Un pont communal au-dessus d’une voie de l’État
Le pont de Coëtel appartient à la commune de Landévant, mais il franchit une route à quatre voies qui relève de l’État. Cette situation impose de clarifier qui gère les routes en France lorsque l’ouvrage doit être surveillé, entretenu, réparé ou reconstruit.
Le conseil municipal a approuvé à l’unanimité une convention proposée par les services de l’État. Ce document précise les obligations respectives de la commune et de l’État, afin d’éviter les ambiguïtés sur les futures interventions techniques et financières.
Ce qui relève de la commune
La commune prendra en charge les éléments qui ne constituent pas la structure principale du pont. Cela concerne notamment la chaussée sur le tablier, les trottoirs, les bordures, la signalisation, les dispositifs de sécurité, les garde-corps, l’éclairage, les accotements, les talus et certains ouvrages liés à l’écoulement des eaux.
Ces éléments correspondent à l’usage quotidien du pont par les automobilistes, piétons ou services techniques.

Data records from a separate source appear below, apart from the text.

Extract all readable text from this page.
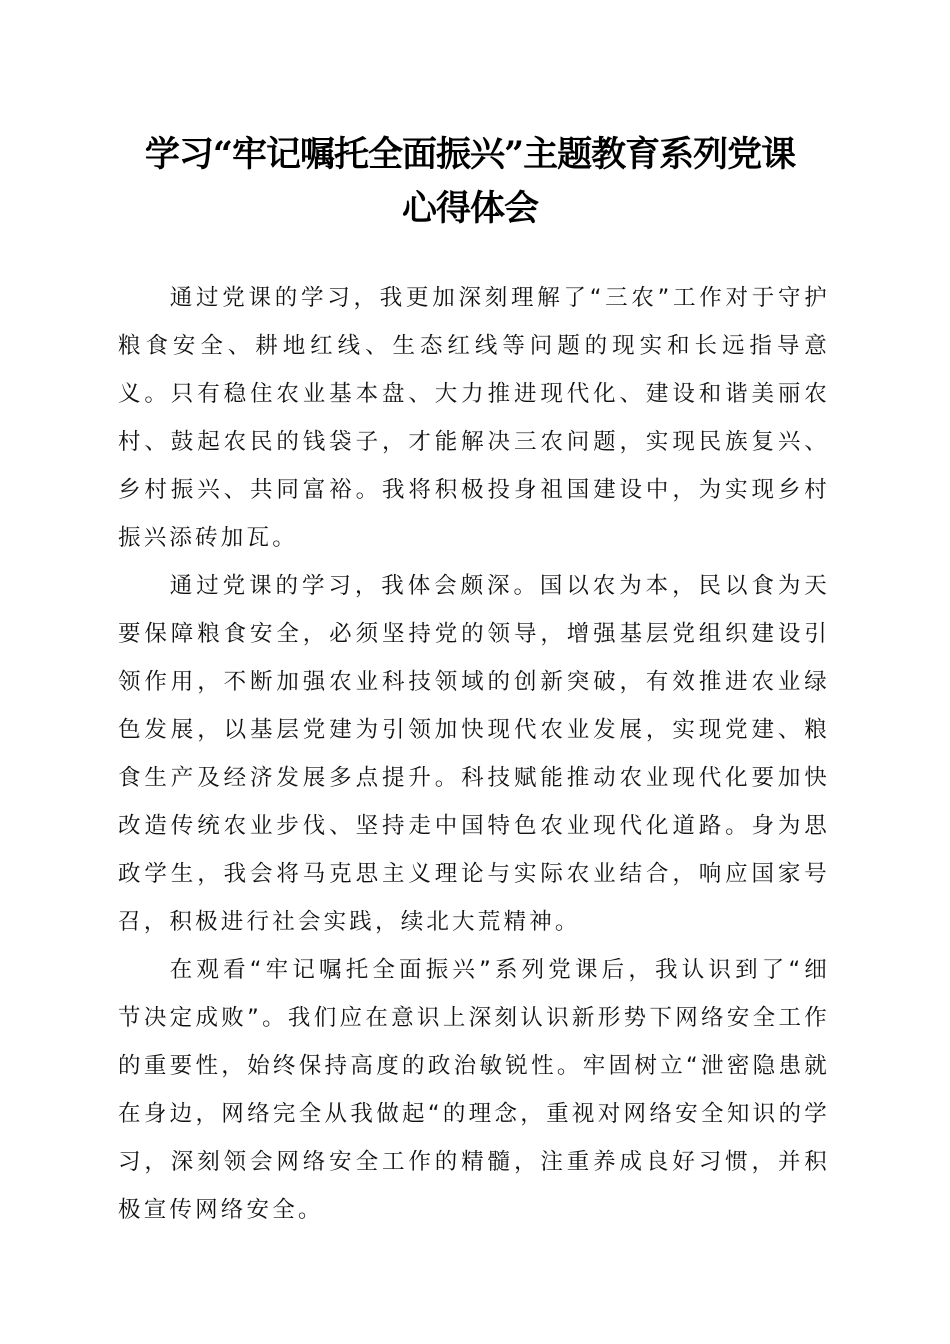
学习“牢记嘱托全面振兴”主题教育系列党课
心得体会

通过党课的学习，我更加深刻理解了“三农”工作对于守护粮食安全、耕地红线、生态红线等问题的现实和长远指导意义。只有稳住农业基本盘、大力推进现代化、建设和谐美丽农村、鼓起农民的钱袋子，才能解决三农问题，实现民族复兴、乡村振兴、共同富裕。我将积极投身祖国建设中，为实现乡村振兴添砖加瓦。

通过党课的学习，我体会颇深。国以农为本，民以食为天要保障粮食安全，必须坚持党的领导，增强基层党组织建设引领作用，不断加强农业科技领域的创新突破，有效推进农业绿色发展，以基层党建为引领加快现代农业发展，实现党建、粮食生产及经济发展多点提升。科技赋能推动农业现代化要加快改造传统农业步伐、坚持走中国特色农业现代化道路。身为思政学生，我会将马克思主义理论与实际农业结合，响应国家号召，积极进行社会实践，续北大荒精神。

在观看“牢记嘱托全面振兴”系列党课后，我认识到了“细节决定成败”。我们应在意识上深刻认识新形势下网络安全工作的重要性，始终保持高度的政治敏锐性。牢固树立“泄密隐患就在身边，网络完全从我做起“的理念，重视对网络安全知识的学习，深刻领会网络安全工作的精髓，注重养成良好习惯，并积极宣传网络安全。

La commune assumera donc les coûts de surveillance, d’entretien courant, d’entretien spécialisé, de réparation et, si nécessaire, de reconstruction de ces parties, des dépenses intégrées dans le budget 2026 à Landévant.
Ce qui reste à la charge de l’État
L’État prendra en charge les éléments constitutifs de l’ouvrage, c’est-à-dire la structure même du pont : fondations, appuis, tablier et accessoires indispensables comme les appareils d’appui, l’étanchéité, les corniches, les dalles de transition et une partie des remblais proches des culées.
La convention distingue donc l’infrastructure lourde, financée par l’État, des aménagements de voirie et de sécurité, financés par la commune, conformément aux principes de la voirie routière du domaine public illustrant la complexité du financement des projets locaux en France. Pour les habitants, l’enjeu est surtout pratique : garantir un cadre clair pour l’entretien d’un ouvrage utilisé localement, tout en tenant compte de la présence d’une voie nationale sous le pont.